WATCH: Malema wants to stop liquidation of VBS or start a ‘similar’ bank

The EFF leader feels VBS was targeted by the 'mainstream', who felt threatened by a black bank.


Speaking outside the EFF’s Manifesto Consultation Assembly with role players in the financial sector on Friday evening in Sandton, party leader Julius Malema expressed shame at having allowed a court order to set in motion the process to liquidate VBS Bank.

“We should be ashamed of ourselves, all of us decided to fold our arms when a black bank was being closed down because there was this narrative that anyone who tries to save it is corrupt,” Malema said.

“Because we didn’t want to be seen to be corrupt we all ran, including the EFF,” he added.

The leader of the red berets said his party “must take full responsibility” for having “failed black people” by not fighting against the liquidation of VBS.

READ MORE: Malema’s cousin linked to VBS Bank scandal

“If there are still options to appeal the liquidation or anything of that sort,” Malema says he will speak to EFF leadership and ask them to pursue these options.

Malema said he wanted to put together a group of experts including bankers and lawyers to advise him on what can be done.

He added that if the “horses have bolted” and VBS cannot be saved, that would be unfortunate, but that then he would look at a second option – starting a bank using the same model, working with bankers who are willing to start a “similar bank” and helping them get a license.

Malema says he wants to work with “honest bankers who are ready to run a black bank and use it to demonstrate that black people can run a successful bank.”
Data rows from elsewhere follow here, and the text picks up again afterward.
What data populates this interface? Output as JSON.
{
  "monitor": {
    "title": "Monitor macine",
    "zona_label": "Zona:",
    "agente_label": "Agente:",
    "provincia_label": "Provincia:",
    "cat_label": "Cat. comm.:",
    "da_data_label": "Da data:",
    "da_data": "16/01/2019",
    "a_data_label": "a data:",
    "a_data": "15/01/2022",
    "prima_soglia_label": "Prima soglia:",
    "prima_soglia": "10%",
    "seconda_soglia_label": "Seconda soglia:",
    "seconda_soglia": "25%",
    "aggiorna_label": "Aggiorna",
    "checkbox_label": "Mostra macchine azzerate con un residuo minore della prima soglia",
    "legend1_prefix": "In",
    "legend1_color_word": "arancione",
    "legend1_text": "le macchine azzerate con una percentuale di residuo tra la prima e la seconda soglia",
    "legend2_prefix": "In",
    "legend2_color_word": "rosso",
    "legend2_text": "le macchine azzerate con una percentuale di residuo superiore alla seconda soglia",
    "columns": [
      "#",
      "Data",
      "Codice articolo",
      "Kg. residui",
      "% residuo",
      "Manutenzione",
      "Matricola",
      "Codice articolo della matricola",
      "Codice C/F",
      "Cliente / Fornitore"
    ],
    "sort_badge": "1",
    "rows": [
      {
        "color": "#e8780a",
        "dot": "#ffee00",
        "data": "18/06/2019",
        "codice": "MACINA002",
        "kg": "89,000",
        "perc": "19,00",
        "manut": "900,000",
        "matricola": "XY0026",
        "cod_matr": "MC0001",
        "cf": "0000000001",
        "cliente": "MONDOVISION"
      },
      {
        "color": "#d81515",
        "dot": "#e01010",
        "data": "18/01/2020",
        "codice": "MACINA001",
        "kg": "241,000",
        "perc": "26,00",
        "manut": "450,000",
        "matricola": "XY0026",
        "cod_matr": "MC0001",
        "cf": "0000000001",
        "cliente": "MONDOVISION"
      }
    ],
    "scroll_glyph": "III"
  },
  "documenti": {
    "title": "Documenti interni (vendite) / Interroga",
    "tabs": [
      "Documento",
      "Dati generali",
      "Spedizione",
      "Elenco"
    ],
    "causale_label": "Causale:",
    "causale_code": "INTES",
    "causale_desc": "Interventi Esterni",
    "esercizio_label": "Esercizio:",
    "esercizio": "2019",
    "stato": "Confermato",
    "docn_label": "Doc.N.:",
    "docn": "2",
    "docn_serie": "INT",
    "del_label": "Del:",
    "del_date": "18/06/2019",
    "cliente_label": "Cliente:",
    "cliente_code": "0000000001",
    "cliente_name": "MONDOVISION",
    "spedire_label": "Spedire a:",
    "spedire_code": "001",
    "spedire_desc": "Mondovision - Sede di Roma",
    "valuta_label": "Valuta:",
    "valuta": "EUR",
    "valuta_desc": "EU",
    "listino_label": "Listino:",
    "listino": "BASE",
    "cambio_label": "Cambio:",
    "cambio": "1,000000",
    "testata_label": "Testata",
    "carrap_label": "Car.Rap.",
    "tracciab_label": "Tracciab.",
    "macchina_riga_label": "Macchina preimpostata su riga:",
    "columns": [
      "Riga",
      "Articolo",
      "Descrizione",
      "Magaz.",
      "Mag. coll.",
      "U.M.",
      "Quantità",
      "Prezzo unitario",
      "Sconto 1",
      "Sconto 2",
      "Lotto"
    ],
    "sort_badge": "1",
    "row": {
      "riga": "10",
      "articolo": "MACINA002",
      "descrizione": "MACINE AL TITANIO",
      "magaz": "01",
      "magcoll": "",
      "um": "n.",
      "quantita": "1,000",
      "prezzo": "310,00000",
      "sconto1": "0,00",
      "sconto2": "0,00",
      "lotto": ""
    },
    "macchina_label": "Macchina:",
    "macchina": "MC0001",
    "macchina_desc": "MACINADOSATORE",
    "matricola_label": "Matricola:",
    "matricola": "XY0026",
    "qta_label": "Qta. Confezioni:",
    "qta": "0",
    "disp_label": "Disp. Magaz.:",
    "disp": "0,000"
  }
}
The EFF leader made no mention of the alleged looting of the bank to the tune of R1.9 billion, exposed in a report commissioned by the reserve bank that implicated 53 people as having “gratuitously” received money from the bank.

The EFF was implicated in the scandal through deputy president Floyd Shivambu’s brother Brian, with a Daily Maverick report alleging that Shivambu himself and the EFF had also received money, and a later report in the Mail & Guardian connecting the scandal to one of Malema’s cousins.

Speaking to role players in the financial sector, Malema earlier seemed to express the view that VBS was targeted as a result of being a “black bank” that posed a threat to its “mainstream” rivals.

“The money that was supposed to go into the mainstream was now going into a mutual bank and the mainstream was starting to feel the heat that no, these municipalities are no longer banking with us, what’s wrong? No they are banking with some VBS,” Malema said, adding that as a result these banks decided to “bring legislation” and “go for” VBS, which he called a breath of “fresh air” in the financial sector.